Dieses Durcheinander im schönen Limburg ist nicht dazu angetan, dem einzigen Luxemburger Teilnehmer, Andy Schleck, Vertrauen einzuflößen. Überall lauert die Gefahr. Bruder Frank, der 2006 gewann, machte im Lauf seiner Karriere mehrere Male Bekanntschaft mit dem harten Boden, einmal sogar blieb er regungslos liegen und musste in die Klinik transportiert werden. Glücklicherweise war Stehaufmännchen Frank eine Woche später bei Liège-Bastogne-Liège wieder fit.
Die „Doyenne“, die am Sonntag in acht Tagen ausgetragen wird, inspiriert Andy Schleck wohl eher als das Amstel.
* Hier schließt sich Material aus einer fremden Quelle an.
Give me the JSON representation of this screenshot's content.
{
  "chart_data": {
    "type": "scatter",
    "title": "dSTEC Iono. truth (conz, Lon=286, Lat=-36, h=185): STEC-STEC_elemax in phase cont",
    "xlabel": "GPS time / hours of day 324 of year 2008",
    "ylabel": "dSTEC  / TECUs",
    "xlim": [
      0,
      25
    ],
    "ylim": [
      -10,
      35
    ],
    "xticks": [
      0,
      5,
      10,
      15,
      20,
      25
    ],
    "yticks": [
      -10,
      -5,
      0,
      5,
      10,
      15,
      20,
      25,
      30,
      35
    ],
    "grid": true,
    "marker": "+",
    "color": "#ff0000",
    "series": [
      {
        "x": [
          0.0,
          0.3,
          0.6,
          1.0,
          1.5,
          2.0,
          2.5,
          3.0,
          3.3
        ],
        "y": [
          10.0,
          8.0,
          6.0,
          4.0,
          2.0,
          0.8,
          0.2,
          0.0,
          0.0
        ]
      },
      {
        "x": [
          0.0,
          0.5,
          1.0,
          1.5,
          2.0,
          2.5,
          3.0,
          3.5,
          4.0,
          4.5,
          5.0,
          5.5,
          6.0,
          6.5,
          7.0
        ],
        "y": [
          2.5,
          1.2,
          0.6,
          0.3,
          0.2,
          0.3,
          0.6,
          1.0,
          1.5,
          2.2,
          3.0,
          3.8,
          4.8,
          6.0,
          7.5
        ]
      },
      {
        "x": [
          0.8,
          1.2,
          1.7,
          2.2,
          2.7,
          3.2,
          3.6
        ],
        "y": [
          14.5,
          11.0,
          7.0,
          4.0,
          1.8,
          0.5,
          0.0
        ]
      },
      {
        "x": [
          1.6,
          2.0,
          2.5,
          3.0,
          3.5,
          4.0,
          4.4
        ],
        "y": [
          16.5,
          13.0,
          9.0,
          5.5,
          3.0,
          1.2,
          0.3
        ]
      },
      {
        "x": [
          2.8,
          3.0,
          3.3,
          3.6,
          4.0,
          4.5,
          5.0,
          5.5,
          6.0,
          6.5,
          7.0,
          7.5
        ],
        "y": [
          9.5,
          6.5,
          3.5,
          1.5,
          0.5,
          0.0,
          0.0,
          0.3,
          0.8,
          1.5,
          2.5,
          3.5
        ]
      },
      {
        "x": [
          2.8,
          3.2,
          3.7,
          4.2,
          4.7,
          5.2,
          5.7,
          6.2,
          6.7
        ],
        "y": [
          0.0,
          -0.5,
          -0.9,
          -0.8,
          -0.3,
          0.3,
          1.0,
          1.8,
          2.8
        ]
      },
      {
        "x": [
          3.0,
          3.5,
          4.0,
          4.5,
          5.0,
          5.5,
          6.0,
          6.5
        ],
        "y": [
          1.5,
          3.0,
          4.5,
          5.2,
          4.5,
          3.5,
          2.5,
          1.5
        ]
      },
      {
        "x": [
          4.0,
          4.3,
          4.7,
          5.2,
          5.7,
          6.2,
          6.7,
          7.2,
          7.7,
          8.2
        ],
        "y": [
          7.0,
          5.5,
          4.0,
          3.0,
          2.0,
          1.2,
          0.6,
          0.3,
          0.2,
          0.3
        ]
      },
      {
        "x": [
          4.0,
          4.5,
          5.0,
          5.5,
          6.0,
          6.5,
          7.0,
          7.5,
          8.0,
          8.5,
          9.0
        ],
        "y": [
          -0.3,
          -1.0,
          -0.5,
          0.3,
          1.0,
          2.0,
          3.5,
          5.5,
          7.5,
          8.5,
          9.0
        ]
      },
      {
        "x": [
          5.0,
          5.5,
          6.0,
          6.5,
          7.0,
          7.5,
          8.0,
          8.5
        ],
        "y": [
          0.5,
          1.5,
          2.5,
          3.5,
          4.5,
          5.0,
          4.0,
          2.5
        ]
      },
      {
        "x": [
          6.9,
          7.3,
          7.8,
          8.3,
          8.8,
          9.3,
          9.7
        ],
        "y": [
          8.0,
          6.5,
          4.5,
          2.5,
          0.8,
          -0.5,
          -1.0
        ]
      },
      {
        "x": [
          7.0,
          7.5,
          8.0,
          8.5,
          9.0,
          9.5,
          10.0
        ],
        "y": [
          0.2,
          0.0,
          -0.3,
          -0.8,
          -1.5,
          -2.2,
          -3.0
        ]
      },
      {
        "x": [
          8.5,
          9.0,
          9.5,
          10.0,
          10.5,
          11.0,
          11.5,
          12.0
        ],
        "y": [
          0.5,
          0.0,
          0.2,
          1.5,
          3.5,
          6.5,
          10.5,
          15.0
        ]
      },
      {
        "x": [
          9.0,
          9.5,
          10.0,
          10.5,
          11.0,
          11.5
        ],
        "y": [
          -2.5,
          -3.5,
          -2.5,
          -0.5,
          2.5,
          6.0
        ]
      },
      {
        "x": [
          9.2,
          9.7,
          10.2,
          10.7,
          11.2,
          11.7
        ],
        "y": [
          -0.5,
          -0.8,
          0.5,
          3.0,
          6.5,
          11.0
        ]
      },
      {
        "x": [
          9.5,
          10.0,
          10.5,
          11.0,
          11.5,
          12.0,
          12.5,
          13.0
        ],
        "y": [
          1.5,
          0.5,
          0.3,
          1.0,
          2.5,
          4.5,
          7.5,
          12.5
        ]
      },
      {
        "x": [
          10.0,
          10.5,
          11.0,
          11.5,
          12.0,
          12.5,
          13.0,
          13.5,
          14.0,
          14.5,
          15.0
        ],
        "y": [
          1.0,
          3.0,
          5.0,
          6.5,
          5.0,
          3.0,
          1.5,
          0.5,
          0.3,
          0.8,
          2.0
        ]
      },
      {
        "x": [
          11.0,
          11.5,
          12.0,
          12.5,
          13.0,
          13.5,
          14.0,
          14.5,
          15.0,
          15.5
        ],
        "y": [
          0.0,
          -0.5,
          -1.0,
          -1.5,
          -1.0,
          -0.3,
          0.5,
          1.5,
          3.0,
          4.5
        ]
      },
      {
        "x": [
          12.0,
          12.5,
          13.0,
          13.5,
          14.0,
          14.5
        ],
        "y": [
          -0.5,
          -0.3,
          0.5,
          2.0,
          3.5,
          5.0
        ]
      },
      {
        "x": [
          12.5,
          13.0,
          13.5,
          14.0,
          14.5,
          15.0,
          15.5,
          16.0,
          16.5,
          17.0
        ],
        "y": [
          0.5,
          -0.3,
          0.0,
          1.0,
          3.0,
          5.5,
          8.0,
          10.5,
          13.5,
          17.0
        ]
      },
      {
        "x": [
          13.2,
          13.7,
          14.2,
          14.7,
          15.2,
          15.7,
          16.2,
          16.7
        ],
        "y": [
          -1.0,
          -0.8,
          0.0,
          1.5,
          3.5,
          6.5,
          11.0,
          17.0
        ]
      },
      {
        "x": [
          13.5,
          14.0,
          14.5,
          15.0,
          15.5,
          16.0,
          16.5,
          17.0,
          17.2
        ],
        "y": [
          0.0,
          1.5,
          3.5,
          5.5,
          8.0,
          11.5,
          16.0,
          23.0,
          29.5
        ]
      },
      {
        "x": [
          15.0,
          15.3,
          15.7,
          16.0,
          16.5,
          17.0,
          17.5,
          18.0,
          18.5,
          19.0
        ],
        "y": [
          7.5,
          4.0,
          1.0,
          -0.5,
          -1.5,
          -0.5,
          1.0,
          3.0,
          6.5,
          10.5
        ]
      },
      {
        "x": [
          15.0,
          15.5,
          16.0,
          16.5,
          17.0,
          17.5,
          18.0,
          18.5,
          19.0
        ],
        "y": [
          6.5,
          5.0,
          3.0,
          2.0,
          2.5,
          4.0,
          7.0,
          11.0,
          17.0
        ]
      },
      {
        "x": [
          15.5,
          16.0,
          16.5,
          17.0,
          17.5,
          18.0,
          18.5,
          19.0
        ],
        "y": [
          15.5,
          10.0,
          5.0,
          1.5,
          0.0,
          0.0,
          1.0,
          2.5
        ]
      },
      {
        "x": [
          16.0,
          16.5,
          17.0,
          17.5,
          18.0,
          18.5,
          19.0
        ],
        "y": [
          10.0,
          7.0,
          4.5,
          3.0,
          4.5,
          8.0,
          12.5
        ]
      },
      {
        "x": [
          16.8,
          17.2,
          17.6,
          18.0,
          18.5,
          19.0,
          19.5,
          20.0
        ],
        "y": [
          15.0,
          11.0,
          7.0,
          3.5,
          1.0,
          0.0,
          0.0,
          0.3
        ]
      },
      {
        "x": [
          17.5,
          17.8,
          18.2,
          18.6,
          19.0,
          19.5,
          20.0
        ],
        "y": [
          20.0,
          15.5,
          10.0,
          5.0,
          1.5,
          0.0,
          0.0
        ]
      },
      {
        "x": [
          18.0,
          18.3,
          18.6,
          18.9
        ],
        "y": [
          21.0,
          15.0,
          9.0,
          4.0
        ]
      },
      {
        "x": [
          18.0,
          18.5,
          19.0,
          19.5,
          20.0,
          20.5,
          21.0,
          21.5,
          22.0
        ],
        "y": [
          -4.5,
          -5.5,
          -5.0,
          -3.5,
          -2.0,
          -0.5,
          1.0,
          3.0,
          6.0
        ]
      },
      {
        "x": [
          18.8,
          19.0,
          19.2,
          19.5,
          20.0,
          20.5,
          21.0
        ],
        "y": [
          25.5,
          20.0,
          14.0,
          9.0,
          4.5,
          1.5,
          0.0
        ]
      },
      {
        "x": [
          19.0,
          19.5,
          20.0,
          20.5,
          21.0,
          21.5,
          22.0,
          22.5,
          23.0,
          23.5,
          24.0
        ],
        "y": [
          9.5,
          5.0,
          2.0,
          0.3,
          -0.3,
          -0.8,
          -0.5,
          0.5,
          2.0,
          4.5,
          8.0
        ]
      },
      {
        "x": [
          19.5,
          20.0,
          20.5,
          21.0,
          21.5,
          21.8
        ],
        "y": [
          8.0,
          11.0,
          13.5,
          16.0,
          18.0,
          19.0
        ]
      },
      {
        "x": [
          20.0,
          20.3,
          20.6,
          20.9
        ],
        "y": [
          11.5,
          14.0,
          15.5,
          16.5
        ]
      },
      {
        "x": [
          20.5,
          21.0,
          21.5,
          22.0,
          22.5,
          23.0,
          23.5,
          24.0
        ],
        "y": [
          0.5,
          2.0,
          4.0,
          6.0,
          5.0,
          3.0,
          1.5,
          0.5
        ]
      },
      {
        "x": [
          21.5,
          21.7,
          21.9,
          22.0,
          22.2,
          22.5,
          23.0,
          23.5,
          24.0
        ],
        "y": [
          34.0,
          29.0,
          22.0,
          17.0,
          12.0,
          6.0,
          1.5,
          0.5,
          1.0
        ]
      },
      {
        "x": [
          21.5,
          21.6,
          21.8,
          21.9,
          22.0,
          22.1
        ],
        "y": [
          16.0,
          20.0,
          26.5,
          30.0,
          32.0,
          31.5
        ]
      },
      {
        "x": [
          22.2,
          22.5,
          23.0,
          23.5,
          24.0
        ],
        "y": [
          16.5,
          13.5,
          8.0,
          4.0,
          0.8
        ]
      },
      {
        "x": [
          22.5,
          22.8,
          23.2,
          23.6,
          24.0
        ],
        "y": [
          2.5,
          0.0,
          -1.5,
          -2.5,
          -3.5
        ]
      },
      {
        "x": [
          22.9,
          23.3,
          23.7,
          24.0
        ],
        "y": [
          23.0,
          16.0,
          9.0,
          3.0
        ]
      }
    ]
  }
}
Obwohl der Liège-Sieger von 2009 in einem Interview mit dem Tageblatt (Donnerstag-Ausgabe) sagte, dass er bei allen drei Klassikern der nächsten acht Tage (die Flèche Wallonne ist am Mittwoch zwischengeschaltet), seine „zurzeit beste Leistung abrufen“ will. „Ich gehe zwar mit persönlichen Ambitionen in die Klassiker, doch die verrate ich nicht“, so Andy Schleck.
Laurent Didier krank
Neben Schleck stehen noch die US-Amerikaner Matthew Busche und Ben King, (USA), der Franzose Tony Gallopin, die Belgier Ben Hermans und Maxime Monfort, der Österreicher Thomas Rohregger sowie der Spanier Haimar Zubeldia in der vom Dänen Kim Andersen betreuten Luxemburger RadioShack-Leopard-Mannschaft.
Laurent Didier fällt krankheitshalber aus (siehe „T“ von Freitag). Ben Gastauer, der letztes Jahr im Ag2r-Team stand, startet erst wieder beim Giro del Trentino (16. bis 19. April). Jempy Drucker dagegen kommt am Sonntag in acht Tagen in der Accent.jobs-Wanty-Mannschaft bei Liège-Bastogne-Liège zum Einsatz.